Chagrin flickered in Fyodor’s eyes, and he reached for his swordbelt. “My apologies, lady wizard! Your need is as great as mine.”

They scrambled down the hill after the thieves—Liriel gritting her teeth against the pain of rocks and brambles tearing at her bare feet—and came to an abrupt stop at the water’s edge. The drow were already in the river, many yards from shore, poling light wooden crafts toward the swifter water in the river’s center. Nisstyre caught sight of them and called a halt.

“Brava, princess!” he called, smiling ruefully. “You tricked me well! Yet by my reckoning, you have lost.” He held up a small, dangling object. Moonlight glinted off the dull gold of the ancient dagger. “Until you get this back, I would say the victory is mine!” Nisstyre blew her a kiss, then signaled his drow to pole the boats into the swift-flowing current.

“Get it back,” Fyodor echoed softly. He turned incredulous eyes upon his companion. “You had the amulet, all this time! You kept silent, after all I told you. But why?”

Liriel held her ground, but she was finding it inexplicably difficult not to squirm before his accusing gaze. “I had my reasons.”

The young man took a long, steadying breath. He reached for her hands and clasped them between his. “Liriel, I do not deny this may be so,” he said carefully. “By your lights, these reasons might have been good and sufficient. But I tell you truly, this is too much for me to bear. Here we part ways.”

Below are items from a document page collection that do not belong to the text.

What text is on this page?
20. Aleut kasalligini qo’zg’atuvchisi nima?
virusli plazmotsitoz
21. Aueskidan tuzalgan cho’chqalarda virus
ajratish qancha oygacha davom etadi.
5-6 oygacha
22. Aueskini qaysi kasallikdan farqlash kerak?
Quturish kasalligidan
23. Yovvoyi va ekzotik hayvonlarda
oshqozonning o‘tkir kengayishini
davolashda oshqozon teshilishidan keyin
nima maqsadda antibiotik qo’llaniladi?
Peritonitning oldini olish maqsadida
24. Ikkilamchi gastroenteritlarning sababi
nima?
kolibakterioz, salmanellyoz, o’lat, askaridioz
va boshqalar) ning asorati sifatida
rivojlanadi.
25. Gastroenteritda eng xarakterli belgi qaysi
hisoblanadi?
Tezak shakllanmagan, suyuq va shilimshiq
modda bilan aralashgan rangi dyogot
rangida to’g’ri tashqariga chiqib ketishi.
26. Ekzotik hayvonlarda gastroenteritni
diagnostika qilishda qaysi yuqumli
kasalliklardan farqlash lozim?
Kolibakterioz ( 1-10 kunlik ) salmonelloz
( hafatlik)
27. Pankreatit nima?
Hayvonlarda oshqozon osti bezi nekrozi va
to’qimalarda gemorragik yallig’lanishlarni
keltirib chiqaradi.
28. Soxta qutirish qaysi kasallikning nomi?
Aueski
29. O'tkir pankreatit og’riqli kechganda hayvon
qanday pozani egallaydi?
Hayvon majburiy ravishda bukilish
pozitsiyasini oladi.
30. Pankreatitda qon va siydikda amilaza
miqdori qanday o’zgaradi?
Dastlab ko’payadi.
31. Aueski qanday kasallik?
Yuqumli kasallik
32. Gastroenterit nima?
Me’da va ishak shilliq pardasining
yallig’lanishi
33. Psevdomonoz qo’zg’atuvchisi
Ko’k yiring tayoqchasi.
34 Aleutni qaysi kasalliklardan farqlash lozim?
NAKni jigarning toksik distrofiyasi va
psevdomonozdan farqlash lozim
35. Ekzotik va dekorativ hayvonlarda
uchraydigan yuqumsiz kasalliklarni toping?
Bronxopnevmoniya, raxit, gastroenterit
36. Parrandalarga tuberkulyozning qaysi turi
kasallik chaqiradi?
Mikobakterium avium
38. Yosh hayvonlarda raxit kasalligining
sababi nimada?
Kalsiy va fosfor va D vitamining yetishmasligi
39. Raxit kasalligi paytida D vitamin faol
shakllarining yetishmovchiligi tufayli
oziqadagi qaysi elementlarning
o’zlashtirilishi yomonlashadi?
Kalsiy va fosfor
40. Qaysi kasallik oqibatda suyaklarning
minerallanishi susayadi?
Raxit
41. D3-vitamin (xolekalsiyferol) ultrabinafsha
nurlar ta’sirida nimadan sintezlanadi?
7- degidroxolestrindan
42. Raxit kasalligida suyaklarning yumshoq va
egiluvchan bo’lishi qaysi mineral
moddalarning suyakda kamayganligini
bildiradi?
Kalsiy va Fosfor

Liriel pulled her hands free and clenched her fists at her sides. Her first response was anger. Intrigue was the meat and drink of Menzoberranzan, and even her most casual friends took this in stride. Why couldn’t Fyodor just be reasonable?

“We both need that amulet,” she pointed out, hoping to appeal to his practical side. “If we compete, only one can win.”

The young man nodded, somberly conceding her point. “You will do as you must, little raven, and so will I.”

She stood staring for a moment, unable to believe he was thrusting them into competition. His eyes held both sadness and resolve, and Liriel knew instinctively that none of her threats or wiles could change his mind. She was not prepared for the wave of desolation that swept over her.

Not knowing what else to do, Liriel turned and darted off downstream in pursuit of Nisstyre and the stolen Windwalker.